By: MARGARET BROWN
Margaret Brown is one of The Resident’s longest standing contributors and has lived in the Algarve for more than 20 years. As well as Point of View, she also writes Country Matters twice a month.
IN A similar way that requesting a soft drink at a party sometimes makes one appear out of step, at a social gathering of the unconvinced or ‘anti’ faith lobby much the same happens.
I was told a couple of weeks ago that I never used to be a Christian and was asked if I had ‘joined’ now that I was aged because I was afraid of dying? While this was not my motivation, it was worth serious consideration.

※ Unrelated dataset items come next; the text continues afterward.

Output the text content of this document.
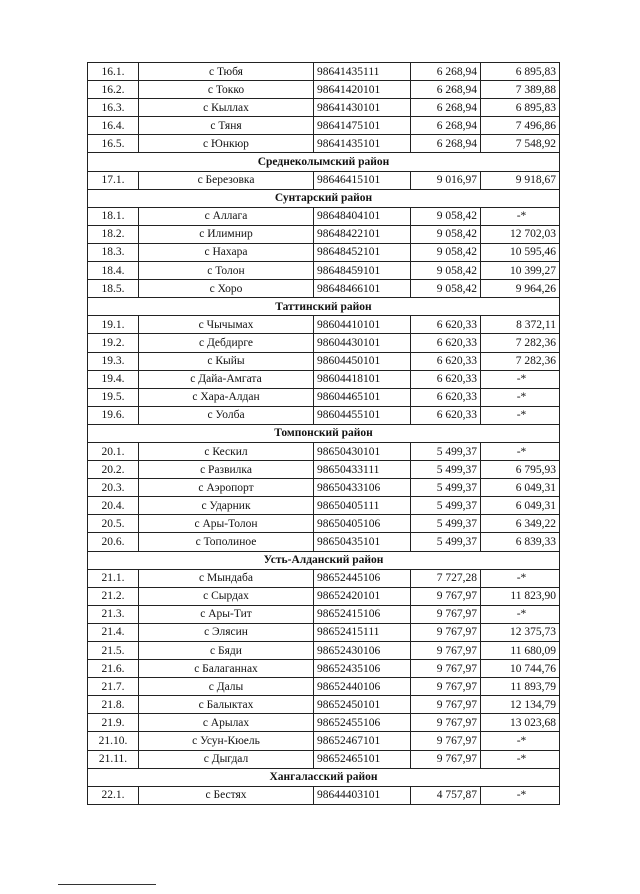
16.1.	с Тюбя	98641435111	6 268,94	6 895,83
16.2.	с Токко	98641420101	6 268,94	7 389,88
16.3.	с Кыллах	98641430101	6 268,94	6 895,83
16.4.	с Тяня	98641475101	6 268,94	7 496,86
16.5.	с Юнкюр	98641435101	6 268,94	7 548,92
Среднеколымский район				
17.1.	с Березовка	98646415101	9 016,97	9 918,67
Сунтарский район				
18.1.	с Аллага	98648404101	9 058,42	-*
18.2.	с Илимнир	98648422101	9 058,42	12 702,03
18.3.	с Нахара	98648452101	9 058,42	10 595,46
18.4.	с Толон	98648459101	9 058,42	10 399,27
18.5.	с Хоро	98648466101	9 058,42	9 964,26
Таттинский район				
19.1.	с Чычымах	98604410101	6 620,33	8 372,11
19.2.	с Дебдирге	98604430101	6 620,33	7 282,36
19.3.	с Кыйы	98604450101	6 620,33	7 282,36
19.4.	с Дайа-Амгата	98604418101	6 620,33	-*
19.5.	с Хара-Алдан	98604465101	6 620,33	-*
19.6.	с Уолба	98604455101	6 620,33	-*
Томпонский район				
20.1.	с Кескил	98650430101	5 499,37	-*
20.2.	с Развилка	98650433111	5 499,37	6 795,93
20.3.	с Аэропорт	98650433106	5 499,37	6 049,31
20.4.	с Ударник	98650405111	5 499,37	6 049,31
20.5.	с Ары-Толон	98650405106	5 499,37	6 349,22
20.6.	с Тополиное	98650435101	5 499,37	6 839,33
Усть-Алданский район				
21.1.	с Мындаба	98652445106	7 727,28	-*
21.2.	с Сырдах	98652420101	9 767,97	11 823,90
21.3.	с Ары-Тит	98652415106	9 767,97	-*
21.4.	с Элясин	98652415111	9 767,97	12 375,73
21.5.	с Бяди	98652430106	9 767,97	11 680,09
21.6.	с Балаганнах	98652435106	9 767,97	10 744,76
21.7.	с Далы	98652440106	9 767,97	11 893,79
21.8.	с Балыктах	98652450101	9 767,97	12 134,79
21.9.	с Арылах	98652455106	9 767,97	13 023,68
21.10.	с Усун-Кюель	98652467101	9 767,97	-*
21.11.	с Дыгдал	98652465101	9 767,97	-*
Хангаласский район				
22.1.	с Бестях	98644403101	4 757,87	-*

Looking back, apart from the time I wrote home to my parents from boarding school to tell them I no longer believed in God and would worship horses instead, I hadn’t given it much thought.
Sunday service was attended either to please my Grandparents or because the headmistress felt it might improve my general conduct. Desultory attendance during the next fifty five years touched neither heart nor imagination until one day in the mid-1990s, several of us attended a Bible Class led by St.Vincent’s Assistant Chaplain.
As he steered us through Mathew’s Gospel, it came alive – discussing, questioning and arguing over what we had heard suspended disbelief until the next session while the already convinced widened their knowledge and understanding.
Together we moved forward, rookies and old hands looking for enlightenment and finding a common bond that still remains strong and comforting.
Yes, perhaps I am afraid of dying which comes in various ways, but death is an unknown quantity. Increased study of the Bible and especially the life, ministry and death of Christ offers both hope and a light at the end of a long, dark tunnel.
Do I believe in life after death? I am still working on that and will have to wait and see.